A microscopic mushroom that laps up oil like a thirsty puppy could provide a cheap, efficient way to clean up polluted soil, according to researchers at the University of Montreal. If the research bears out, the discovery could add another item to the growing stockpile of phytoremediation tools — plants that can be deployed to remove toxic substances from soil and groundwater through natural processes, without the enormous carbon footprint involved in traditional cleanup methods.
What’s Wrong with Traditional Clean-Up Methods?
Conventional cleanups for polluted soil generally involve the expenditure of vast amounts of energy. A typical project might involve excavating contaminated soil out of one site and dumping it in another, or pumping large quantities of contaminated water through treatment plants. In recent years the trend has been to find ways of getting rid of the pollution without shifting soil and water around, and that’s where the ‘shrooms come in.

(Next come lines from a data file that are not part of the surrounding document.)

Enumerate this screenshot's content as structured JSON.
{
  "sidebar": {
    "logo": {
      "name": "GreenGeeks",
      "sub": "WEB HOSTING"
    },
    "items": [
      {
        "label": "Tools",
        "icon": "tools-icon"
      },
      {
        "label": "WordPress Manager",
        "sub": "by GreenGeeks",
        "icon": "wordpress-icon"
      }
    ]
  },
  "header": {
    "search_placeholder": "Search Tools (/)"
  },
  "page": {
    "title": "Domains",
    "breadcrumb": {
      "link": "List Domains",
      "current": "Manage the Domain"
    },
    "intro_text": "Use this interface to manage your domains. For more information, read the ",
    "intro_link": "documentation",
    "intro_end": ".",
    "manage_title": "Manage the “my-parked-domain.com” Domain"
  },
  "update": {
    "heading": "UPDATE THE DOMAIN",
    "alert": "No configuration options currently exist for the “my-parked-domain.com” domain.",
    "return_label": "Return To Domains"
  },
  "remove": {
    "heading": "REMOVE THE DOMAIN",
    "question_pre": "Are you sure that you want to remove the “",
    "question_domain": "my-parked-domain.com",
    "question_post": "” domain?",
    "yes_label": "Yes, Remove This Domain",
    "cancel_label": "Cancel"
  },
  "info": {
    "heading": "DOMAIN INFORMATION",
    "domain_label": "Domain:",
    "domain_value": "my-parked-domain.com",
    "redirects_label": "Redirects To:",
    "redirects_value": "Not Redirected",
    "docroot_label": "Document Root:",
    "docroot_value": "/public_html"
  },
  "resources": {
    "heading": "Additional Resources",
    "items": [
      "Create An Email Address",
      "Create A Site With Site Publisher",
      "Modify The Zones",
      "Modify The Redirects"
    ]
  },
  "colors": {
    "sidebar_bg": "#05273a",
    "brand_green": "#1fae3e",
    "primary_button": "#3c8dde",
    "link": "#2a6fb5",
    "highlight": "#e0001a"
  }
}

Helping Plants Suck Pollutants Out of Soil
Conventional phytoremediation involves using hardy plants to suck up pollutants from soil as they grow. Substances such as heavy metals can then be removed by harvesting the plants, which can be incinerated (or perhaps some day, used as feedstock for biofuels). The Montreal project involves a new twist, which is to enhance the work of the plants by spiking the soil with bacteria and microfungi. A member of the research team, biochemistry professor B. Franz Lang, explains that “it isn’t the plant doing most of the work, it’s the microorganisms i.e. the mushrooms and bacteria accompanying the root.” The team has performed tests using willow shoots, which grow rapidly and have deep roots, and the next phase of the research involves finding the most efficient combination of plants with mushrooms and bacteria.
Willow Trees, Corn Stalks and Phytoremediation
The Canadian project is similar to another promising phytoremediation project under way in Michigan’s “Copper Country,” parts of which have been described as a moonscape. In this project, researchers have spiked pots of regular soil with a bacteria that they found thriving in areas heavily contaminated with waste from abandoned copper mines. Corn planted in the pots would normally do poorly, but in the presence of the bacteria the corn grew robustly and absorbed the copper. Future steps will involve moving the process out of the greenhouse, and planting corn at actual contaminated sites (like willow, corn is a popular phytoremediation plant because it grows rapidly and produces a relatively large amount of biomass).